An Economic View of Crowdsourcing and Online Labor Markets

25 Oct
Monday, 10/25/2010 11:30am to 12:30pm
Seminar

John Horton
Harvard University

Computer Science Building, Room 142

Faculty Host: Hanna Wallach

The emergence of online labor markets promises to make other parts of economics---namely labor economics and behavioral economics---relevant to computer science. In this talk, I will describe the key questions, research methods and results from labor and behavioral economics and the ways I think they apply to online work settings. I will then present some of my own work on labor supply, job search and the determinants of productivity. I will also discuss the role that online labor markets could play as a tool for economic development. Online work can help people in developing countries gain access to first world labor markets, but there are number of challenges---technical, managerial, ethical and political---that could hinder wide-spread adoption. I believe that computer scientists are well-suited to solve some of these challenges. I will conclude by suggesting a research agenda for computer scientists interested in the economic aspects of crowdsourcing/human computation/Games-with-a-purpose.


BIO:

John Horton is a fifth-year doctoral student in the Public Policy PhD program at the Harvard Kennedy School. He is a graduate associate at the Institute for Quantitative Social Science and holds a B.S. in Mathematics from the United States Military Academy at West Point.
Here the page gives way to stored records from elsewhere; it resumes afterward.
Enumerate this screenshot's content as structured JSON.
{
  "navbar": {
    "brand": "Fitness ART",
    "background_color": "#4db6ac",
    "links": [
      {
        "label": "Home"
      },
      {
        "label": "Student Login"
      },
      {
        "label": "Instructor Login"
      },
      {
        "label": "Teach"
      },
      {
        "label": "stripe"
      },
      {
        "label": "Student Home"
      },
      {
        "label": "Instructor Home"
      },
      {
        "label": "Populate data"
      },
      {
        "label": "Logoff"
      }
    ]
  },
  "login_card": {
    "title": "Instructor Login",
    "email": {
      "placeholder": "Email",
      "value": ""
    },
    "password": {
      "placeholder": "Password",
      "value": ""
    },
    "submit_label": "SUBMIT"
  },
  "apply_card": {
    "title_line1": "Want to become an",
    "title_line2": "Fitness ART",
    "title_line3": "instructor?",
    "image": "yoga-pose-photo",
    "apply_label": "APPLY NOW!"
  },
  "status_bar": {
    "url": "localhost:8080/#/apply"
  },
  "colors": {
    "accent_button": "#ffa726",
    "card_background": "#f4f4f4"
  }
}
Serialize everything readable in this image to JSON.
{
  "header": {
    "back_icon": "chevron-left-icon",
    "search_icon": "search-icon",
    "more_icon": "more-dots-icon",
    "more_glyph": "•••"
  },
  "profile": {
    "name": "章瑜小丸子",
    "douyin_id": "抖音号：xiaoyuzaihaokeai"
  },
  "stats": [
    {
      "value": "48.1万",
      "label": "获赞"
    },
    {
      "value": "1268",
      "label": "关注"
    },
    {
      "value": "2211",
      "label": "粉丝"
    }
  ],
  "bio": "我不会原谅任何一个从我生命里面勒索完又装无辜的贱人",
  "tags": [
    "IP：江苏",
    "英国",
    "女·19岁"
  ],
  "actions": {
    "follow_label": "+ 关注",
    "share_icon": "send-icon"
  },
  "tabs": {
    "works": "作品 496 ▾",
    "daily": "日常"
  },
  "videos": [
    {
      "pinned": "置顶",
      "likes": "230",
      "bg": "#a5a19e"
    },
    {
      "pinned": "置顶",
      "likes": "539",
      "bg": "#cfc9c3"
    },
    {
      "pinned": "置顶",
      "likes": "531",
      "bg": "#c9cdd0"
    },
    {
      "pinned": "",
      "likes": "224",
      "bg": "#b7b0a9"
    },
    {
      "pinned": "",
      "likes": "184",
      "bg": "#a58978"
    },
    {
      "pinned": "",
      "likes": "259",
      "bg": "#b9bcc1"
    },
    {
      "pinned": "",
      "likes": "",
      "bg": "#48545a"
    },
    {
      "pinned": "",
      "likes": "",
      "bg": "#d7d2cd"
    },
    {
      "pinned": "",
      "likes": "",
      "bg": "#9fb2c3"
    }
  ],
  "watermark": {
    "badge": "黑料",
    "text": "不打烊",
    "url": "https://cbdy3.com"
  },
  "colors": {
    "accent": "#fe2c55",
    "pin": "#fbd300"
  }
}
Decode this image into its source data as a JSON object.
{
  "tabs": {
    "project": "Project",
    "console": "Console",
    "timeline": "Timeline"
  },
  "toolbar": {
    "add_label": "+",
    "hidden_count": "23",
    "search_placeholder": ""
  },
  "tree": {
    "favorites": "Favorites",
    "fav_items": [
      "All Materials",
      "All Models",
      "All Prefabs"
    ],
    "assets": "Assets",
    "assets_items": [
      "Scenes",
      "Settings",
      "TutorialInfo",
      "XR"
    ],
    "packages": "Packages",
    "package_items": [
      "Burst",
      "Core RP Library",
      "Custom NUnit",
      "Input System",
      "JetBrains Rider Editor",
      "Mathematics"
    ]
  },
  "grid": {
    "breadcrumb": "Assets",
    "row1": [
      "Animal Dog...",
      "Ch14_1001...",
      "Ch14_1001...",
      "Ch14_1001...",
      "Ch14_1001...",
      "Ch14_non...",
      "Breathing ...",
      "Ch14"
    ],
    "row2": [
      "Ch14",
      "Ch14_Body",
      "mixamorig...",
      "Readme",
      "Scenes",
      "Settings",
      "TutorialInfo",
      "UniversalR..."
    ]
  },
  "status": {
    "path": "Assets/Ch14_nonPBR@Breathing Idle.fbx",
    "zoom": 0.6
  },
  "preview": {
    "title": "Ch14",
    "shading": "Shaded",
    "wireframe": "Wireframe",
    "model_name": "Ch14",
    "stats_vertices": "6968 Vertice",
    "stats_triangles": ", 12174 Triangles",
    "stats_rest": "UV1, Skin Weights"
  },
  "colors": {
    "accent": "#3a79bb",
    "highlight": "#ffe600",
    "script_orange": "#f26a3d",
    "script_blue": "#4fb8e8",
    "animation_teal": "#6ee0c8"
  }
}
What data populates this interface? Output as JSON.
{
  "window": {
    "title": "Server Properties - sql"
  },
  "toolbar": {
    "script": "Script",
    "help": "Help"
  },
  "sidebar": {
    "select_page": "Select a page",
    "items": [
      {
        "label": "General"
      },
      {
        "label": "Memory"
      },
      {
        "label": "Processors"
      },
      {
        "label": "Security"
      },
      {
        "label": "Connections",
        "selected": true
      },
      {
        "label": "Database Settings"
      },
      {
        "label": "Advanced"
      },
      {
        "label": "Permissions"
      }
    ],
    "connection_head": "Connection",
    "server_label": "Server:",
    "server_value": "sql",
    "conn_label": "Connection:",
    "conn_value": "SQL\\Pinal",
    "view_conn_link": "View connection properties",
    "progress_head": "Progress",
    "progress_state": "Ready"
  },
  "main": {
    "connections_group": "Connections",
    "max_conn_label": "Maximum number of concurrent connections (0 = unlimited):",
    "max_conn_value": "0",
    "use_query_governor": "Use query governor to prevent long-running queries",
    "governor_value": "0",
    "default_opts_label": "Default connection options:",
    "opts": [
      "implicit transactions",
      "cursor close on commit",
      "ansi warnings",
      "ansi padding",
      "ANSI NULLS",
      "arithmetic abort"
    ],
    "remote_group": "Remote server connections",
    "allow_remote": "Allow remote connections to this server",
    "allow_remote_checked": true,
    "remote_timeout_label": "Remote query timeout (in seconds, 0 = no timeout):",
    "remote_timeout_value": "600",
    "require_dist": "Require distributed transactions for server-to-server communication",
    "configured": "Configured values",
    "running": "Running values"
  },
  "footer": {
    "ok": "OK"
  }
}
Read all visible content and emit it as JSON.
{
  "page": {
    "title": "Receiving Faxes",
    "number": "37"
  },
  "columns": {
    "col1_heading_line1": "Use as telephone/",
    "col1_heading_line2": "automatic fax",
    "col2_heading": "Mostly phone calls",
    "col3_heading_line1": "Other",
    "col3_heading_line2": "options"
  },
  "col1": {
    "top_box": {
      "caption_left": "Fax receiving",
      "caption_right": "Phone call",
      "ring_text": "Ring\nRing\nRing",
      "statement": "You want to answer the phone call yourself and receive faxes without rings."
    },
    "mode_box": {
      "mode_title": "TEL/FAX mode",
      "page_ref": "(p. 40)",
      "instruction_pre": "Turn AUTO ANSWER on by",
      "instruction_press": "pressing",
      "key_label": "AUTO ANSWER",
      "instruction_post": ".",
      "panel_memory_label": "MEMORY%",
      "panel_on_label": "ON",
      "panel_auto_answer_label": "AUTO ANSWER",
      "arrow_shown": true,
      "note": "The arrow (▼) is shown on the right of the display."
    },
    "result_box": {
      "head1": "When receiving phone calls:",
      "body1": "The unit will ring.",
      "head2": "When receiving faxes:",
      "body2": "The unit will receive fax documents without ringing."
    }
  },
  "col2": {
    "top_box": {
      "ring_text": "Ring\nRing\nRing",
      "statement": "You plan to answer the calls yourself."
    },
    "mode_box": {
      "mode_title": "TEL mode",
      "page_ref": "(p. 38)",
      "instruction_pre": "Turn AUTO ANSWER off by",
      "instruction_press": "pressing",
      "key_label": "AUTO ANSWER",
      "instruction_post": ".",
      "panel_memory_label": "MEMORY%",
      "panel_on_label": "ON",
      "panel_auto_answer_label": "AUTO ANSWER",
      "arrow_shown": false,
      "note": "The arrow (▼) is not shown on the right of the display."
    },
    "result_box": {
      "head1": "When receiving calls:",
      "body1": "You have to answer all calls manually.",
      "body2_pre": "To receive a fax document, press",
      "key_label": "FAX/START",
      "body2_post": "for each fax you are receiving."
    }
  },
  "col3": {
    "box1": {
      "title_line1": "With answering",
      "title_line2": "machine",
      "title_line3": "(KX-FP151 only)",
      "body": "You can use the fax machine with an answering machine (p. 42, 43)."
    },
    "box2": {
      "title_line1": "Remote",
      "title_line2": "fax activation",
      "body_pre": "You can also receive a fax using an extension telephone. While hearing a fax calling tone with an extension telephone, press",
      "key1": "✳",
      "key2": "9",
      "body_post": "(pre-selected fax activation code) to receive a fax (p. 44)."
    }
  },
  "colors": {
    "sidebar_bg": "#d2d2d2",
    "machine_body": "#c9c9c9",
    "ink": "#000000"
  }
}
John's research focuses on labor economics, organizational economics and decision-making. He is particularly interested in understanding the implications of online labor markets. In these markets, people from around the world perform tasks amenable to remote completion, such as computer programming, design, customer service support and clerical work. Through such markets, the geographic and national constraints of traditional labor markets are disappearing, allowing a kind of virtual "immigration." The markets have great potential to alleviate poverty, but may also exacerbate inequality. In making the traditional employer-employee relationship more transitory, the markets also raise a variety of social policy issues.